Julien Frier
- Born: September 28, 1974 (age 51) Grenoble, France
- Height: 1.90 m (6 ft 3 in)
- Weight: 100 kg (15 st 10 lb)

Rugby union career
- Position: Back row

Senior career
- Years: Team / Apps / (Points)
- 1996–2000: Bourgoin
- 2000–2004: Grenoble
- 2004–2012: Bourgoin / 127 / (57)
- Correct as of June 6, 2010

= Julien Frier =

French rugby union player

Julien Frier (born September 28, 1974) is a French rugby union player and currently the captain of the Top 14 team CS Bourgoin-Jallieu.

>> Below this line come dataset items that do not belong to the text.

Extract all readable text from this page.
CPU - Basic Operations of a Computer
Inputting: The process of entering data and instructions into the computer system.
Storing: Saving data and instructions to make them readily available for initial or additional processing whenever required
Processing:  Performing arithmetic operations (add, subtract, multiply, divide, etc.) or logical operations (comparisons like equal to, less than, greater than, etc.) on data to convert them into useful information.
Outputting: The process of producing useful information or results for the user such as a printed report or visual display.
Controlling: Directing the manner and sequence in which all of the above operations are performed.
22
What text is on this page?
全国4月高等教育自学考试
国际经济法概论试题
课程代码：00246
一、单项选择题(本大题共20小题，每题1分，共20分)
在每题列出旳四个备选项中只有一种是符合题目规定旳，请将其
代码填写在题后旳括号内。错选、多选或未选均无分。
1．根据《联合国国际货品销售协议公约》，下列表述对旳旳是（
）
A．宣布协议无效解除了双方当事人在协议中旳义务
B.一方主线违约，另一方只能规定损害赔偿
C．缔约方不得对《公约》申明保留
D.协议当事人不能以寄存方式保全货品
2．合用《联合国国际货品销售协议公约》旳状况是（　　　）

After four years spent with Bourgoin, Frier signed for the nearby rival club FC Grenoble. He quickly established himself as a key player in the squad and was given the captaincy in his second season, leading Grenoble to promotion to the Top 16 in 2002 and helping them reach the play-offs in 2003. He returned to Bourgoin at the end of the 2003–2004 season (Grenoble would be relegated at the end of the next one) and became the captain there as well.

In 2009, like the rest of the squad, Frier agreed to a considerable salary cut to help the club avoid bankruptcy.

==International career==
Frier was never capped with the senior national team, but he received five caps with France A, scoring one try in the process.